In general, the sensitivities of antibody-based lateral-flow RDTs were disappointing for typhoid fever and leptospirosis. Also, in view of low prevalence, the specificities of some RDTs also need considerable improvement. Meaningful comparisons with other diagnostic studies are difficult because few were well-designed and sufficiently large, making reported accuracy data uncertain and variable. Also, the timing of evaluation after fever onset was unusually delayed in our study, although one would have expected the sensitivity of antibody-based tests to be higher after the first week of symptoms. The contribution of Salmonella Paratyphi A in the caseload of enteric fever may partly explain the suboptimal performance of the studied RDTs compared to published data [31], although performance did not improve that much when restricting to Salmonella Typhi cases. For leptospirosis, reasons for the surprisingly low accuracy of antibody-based lateral-flow assays are unclear, when compared to the limited literature, where overall sensitivities from 50 to 90% are reported [32]. However, systematic reviews suggest that diagnostic evaluations vary substantially, in particular regarding the imperfect reference standards that could be prone to misclassifications in almost all studies [32]. All in all, our observations suggest that design and engineering are still needed to improve the specific diagnosis of some of the studied conditions [14].
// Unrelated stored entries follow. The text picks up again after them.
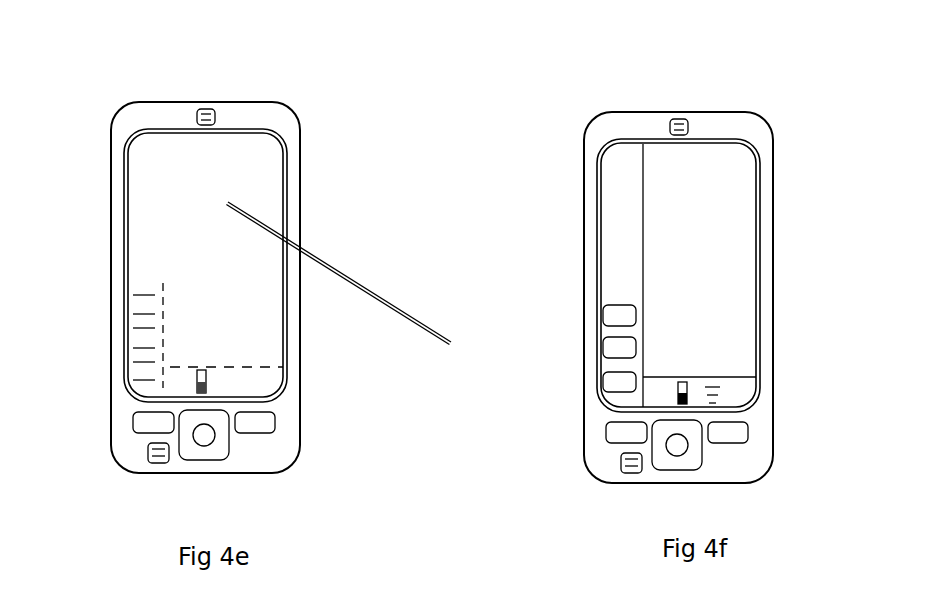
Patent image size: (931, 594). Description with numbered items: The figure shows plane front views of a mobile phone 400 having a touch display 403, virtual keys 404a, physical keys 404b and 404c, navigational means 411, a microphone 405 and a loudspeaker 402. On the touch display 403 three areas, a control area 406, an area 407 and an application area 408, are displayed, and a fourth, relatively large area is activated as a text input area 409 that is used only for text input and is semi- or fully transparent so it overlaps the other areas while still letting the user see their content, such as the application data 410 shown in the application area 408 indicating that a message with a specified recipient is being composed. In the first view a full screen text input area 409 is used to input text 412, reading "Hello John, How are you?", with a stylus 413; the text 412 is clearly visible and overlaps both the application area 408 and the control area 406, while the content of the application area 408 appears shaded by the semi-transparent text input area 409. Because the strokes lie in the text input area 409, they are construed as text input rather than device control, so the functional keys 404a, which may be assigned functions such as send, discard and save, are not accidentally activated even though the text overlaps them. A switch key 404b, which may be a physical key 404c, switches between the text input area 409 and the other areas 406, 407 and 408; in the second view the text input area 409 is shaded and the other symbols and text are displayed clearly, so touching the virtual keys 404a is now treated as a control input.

In FIG. 4E, the mobile phone 400 is at (167, 86).
In FIG. 4F, the mobile phone 400 is at (648, 252).
In FIG. 4E, the loudspeaker 402 is at (205, 107).
In FIG. 4F, the loudspeaker 402 is at (669, 103).
In FIG. 4E, the touch display 403 is at (288, 205).
In FIG. 4F, the touch display 403 is at (715, 275).
In FIG. 4E, the virtual keys 404a is at (124, 310).
In FIG. 4F, the virtual keys 404a is at (570, 348).
In FIG. 4E, the switch key 404b is at (133, 423).
In FIG. 4F, the switch key 404b is at (577, 429).
In FIG. 4E, the physical key 404c is at (275, 428).
In FIG. 4F, the physical key 404c is at (767, 441).
In FIG. 4E, the microphone 405 is at (153, 465).
In FIG. 4F, the microphone 405 is at (605, 497).
In FIG. 4E, the control area 406 is at (124, 255).
In FIG. 4F, the control area 406 is at (627, 275).
In FIG. 4E, the area 407 is at (253, 399).
In FIG. 4F, the area 407 is at (734, 403).
In FIG. 4E, the application area 408 is at (287, 272).
In FIG. 4F, the application area 408 is at (732, 253).
In FIG. 4E, the text input area 409 is at (270, 172).
In FIG. 4F, the text input area 409 is at (735, 175).
In FIG. 4E, the application data 410 is at (168, 153).
In FIG. 4F, the application data 410 is at (628, 156).
In FIG. 4E, the navigational means 411 is at (229, 440).
In FIG. 4F, the navigational means 411 is at (735, 452).
In FIG. 4E, the text 412 is at (150, 196).
In FIG. 4F, the text 412 is at (603, 215).
In FIG. 4E, the stylus 413 is at (372, 295).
In addition to the 23.5% of 1922 patients diagnosed with at least one of the ubiquitous priority infections, a striking finding among our cohort of patients with persistent fever was the high frequency of suspected but unconfirmed systemic or focal bacterial infections (overall 21.2%; Table 2). This observation underlines the need of evaluating the clinical usefulness of generic point-of-care bacterial biomarkers also in the persistent fever syndrome [33]. However, without current diagnostic alternatives to bacterial cultures for the diagnosis of enteric fever and susceptibility testing in general, this finding also emphasizes the relevance of prioritizing implementation of clinical bacteriology in low-resource settings, as recommended for secondary-level hospitals in the WHO Model Essential Diagnostics List. Tailored bacteriology laboratory interventions have been shown to be feasible [34] and have substantial benefits beyond diagnostics targeting single diseases [35].
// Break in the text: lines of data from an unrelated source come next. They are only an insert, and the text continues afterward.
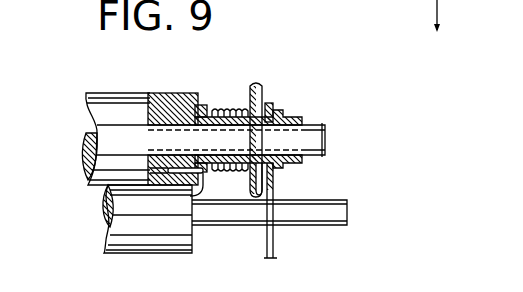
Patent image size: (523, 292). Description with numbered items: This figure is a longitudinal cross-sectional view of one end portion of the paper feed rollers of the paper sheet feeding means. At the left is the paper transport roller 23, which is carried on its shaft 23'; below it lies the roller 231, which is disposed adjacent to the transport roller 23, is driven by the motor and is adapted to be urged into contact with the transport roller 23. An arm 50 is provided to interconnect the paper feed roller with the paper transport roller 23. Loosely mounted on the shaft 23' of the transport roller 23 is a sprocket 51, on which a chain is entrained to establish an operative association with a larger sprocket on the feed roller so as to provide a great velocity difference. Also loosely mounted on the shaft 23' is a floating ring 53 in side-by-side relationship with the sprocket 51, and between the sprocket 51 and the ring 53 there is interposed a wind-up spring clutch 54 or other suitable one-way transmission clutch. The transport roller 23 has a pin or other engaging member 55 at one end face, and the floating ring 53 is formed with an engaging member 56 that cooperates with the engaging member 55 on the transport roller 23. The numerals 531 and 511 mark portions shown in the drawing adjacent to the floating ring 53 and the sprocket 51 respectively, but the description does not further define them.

The paper transport roller 23 is at (116, 114).
The shaft of the transport roller 23' is at (322, 116).
The roller 231 is at (123, 220).
The arm 50 is at (275, 243).
The sprocket 51 is at (257, 82).
The bolt lower portion 511 is at (248, 180).
The floating ring 53 is at (193, 99).
The shaft 531 is at (225, 139).
The wind-up spring clutch 54 is at (240, 112).
The pin or engaging member 55 is at (198, 184).
The engaging member 56 is at (200, 105).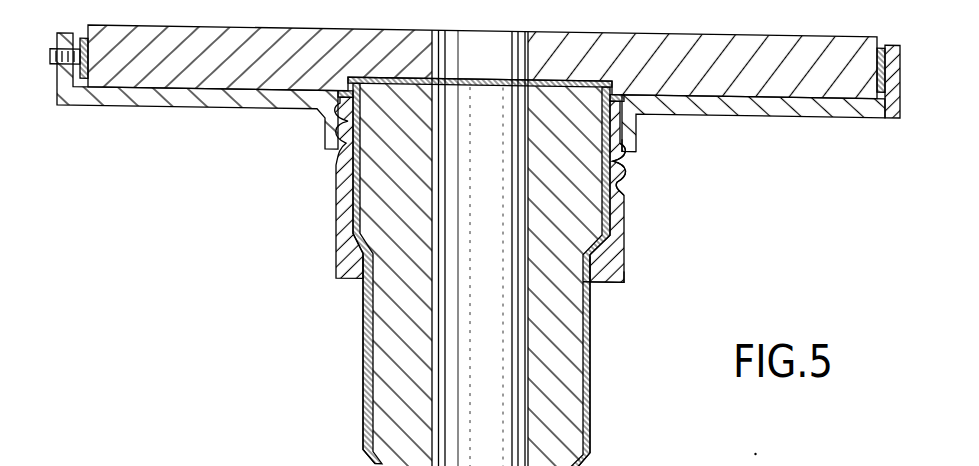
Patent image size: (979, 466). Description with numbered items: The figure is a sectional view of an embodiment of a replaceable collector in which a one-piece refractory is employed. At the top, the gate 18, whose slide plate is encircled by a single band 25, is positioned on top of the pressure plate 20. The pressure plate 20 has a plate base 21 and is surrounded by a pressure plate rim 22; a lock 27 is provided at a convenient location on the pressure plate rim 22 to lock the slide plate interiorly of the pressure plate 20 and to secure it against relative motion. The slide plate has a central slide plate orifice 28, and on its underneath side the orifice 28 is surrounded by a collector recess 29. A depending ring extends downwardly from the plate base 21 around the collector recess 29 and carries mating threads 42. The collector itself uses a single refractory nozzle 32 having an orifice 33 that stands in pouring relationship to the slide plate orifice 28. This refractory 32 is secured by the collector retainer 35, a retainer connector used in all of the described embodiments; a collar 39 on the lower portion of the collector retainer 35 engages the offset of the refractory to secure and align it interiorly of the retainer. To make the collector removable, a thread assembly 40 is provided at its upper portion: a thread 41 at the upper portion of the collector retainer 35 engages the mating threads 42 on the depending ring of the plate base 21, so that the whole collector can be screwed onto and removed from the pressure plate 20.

The gate 18 is at (638, 32).
The pressure plate 20 is at (907, 42).
The plate base 21 is at (782, 118).
The pressure plate rim 22 is at (902, 86).
The band 25 is at (82, 33).
The lock 27 is at (50, 56).
The slide plate orifice 28 is at (490, 61).
The collector recess 29 is at (547, 77).
The collector refractory 32 is at (577, 347).
The orifice 33 is at (486, 255).
The collector retainer 35 is at (622, 237).
The collar 39 is at (622, 283).
The thread assembly 40 is at (624, 158).
The thread 41 is at (623, 175).
The mating threads 42 is at (634, 138).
Finally, it is worth highlighting that besides the ubiquitous infections reported here, this study demonstrates the geographical importance of some parasitic (VL) and bacterial (brucellosis, melioidosis) diseases in the persistent fever syndrome. These observations will be reported elsewhere.

Conclusions

This multicentric study provides important and innovative insights into the frequency of the main and ubiquitous conditions causing persistent fever in the tropics, a neglected clinical scenario. It also highlights the unsolved challenges in diagnosing important diseases such as leptospirosis, rickettsiosis, and enteric fever. In addition to increasing clinical awareness about these etiologies, our observations underline the urgent need of further developing both disease-specific and generic field diagnostics to optimize their case management.

Additional file 1: Table S1. Diagnostic ascertainment of the 12 (NIDIAG) target priority infections; Table S2. Case ascertainment of conditions not targeted by the NIDIAG workup; Table S3. STROBE Checklist of items for cross-sectional studies (NIDIAG); Table S4. STARD checklist NIDIAG study.